AnimaliaImage der Fledermäuse aufbessern

Die Animalia- Messe in St. Gallen setzt 2011 auf Fledermäuse als Publikumsmagnet. In einer Sonderschau werden die bedrohten Tiere gezeigt. 20000 Besucher werden an der Messe erwartet.

von
Silvana Hungerbühler
An der Animalia sind dieses Jahr Fledermäuse zu bestaunen. Foto: animalia sg

An der Animalia sind dieses Jahr Fledermäuse zu bestaunen. Foto: animalia sg

Das Image der Schweizer Fledermäuse ist angekratzt: «Vampirfilme und Aberglaube rücken die Säugetiere in ein falsches Licht», sagt Andy Kräuchi, Präsident des Schweizer Fördervereins für Kleintierrassen. Darum sei es wichtig, die Leute für die Wildtiere zu sensibilisieren und ihnen den richtigen Umgang beizubringen. Denn Angst haben, müsse man vor den Fledermäusen nicht. An der Animalia-Messe in St. Gallen können Besucher darum Fledermäuse hautnah erleben: «Wir zeigen Fütterungen und es gibt eine Videoübertragung, wie die Tiere aus dem Schlaf erwachen», sagt Nicolo Paganini, Direktor der Olma Messen St. Gallen. In der Schweiz leben 30 einheimische Fledermausarten, die teils Spannweiten von bis zu 40 Zentimeter erreichen.

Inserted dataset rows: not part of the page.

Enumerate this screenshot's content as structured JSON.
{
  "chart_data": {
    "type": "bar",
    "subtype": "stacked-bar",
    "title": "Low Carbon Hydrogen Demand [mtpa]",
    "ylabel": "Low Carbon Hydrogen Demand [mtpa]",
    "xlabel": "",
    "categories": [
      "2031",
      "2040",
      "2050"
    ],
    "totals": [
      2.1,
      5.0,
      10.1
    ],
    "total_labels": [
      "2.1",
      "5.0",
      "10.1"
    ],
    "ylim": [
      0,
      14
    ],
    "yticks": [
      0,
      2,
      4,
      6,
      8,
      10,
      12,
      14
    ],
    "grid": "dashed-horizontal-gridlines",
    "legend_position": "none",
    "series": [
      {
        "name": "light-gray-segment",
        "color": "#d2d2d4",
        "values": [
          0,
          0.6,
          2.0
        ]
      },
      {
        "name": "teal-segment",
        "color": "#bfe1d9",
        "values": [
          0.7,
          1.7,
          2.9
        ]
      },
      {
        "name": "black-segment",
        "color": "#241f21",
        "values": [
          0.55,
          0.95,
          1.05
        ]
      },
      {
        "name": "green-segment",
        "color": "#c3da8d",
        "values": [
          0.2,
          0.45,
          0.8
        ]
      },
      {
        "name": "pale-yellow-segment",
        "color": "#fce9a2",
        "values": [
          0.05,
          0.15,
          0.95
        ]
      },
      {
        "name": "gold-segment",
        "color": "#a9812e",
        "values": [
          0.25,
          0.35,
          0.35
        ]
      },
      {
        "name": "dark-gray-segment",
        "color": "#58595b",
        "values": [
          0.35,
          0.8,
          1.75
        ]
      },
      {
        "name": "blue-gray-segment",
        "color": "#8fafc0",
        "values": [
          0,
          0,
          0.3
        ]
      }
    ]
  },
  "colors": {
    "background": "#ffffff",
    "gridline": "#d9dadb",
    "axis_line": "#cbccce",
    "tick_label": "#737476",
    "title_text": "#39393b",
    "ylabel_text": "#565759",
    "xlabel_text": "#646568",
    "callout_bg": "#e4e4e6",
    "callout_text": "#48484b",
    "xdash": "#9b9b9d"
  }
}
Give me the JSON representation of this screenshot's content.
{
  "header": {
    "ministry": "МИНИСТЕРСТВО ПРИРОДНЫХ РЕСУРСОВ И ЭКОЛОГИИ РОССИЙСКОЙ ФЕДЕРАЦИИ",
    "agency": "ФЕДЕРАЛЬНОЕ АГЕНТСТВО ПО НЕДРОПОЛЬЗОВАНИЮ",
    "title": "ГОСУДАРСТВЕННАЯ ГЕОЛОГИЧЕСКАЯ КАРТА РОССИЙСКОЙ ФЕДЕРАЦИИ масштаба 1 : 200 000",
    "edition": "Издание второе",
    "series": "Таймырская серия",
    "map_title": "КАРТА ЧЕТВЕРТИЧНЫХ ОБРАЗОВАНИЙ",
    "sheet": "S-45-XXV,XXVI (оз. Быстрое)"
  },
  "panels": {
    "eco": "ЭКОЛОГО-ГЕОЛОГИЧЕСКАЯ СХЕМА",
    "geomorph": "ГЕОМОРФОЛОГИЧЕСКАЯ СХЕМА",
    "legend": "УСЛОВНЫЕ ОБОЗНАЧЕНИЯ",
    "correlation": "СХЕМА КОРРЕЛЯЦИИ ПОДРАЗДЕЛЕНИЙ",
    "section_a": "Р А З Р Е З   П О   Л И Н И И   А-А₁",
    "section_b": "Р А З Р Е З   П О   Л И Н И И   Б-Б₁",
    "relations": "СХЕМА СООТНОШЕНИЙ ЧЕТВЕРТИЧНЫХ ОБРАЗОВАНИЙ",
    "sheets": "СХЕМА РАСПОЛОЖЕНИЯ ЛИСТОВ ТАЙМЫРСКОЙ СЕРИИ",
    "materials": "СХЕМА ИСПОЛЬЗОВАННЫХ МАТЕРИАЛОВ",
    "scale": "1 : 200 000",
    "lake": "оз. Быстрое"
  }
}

An der Animalia werden aber auch über 3000 Hunde und knapp 300 Katzen zu sehen sein. Daneben gibt es eine Dog Dancing Show sowie einen Plauschparcours für die Hunde. Mit Schlangen, Spinnen, Fischen und Schildkröten kommen auch die Amphibien- und Reptilienliebhaber nicht zu kurz. Die Animalia findet vom 14. bis 15. Mai statt.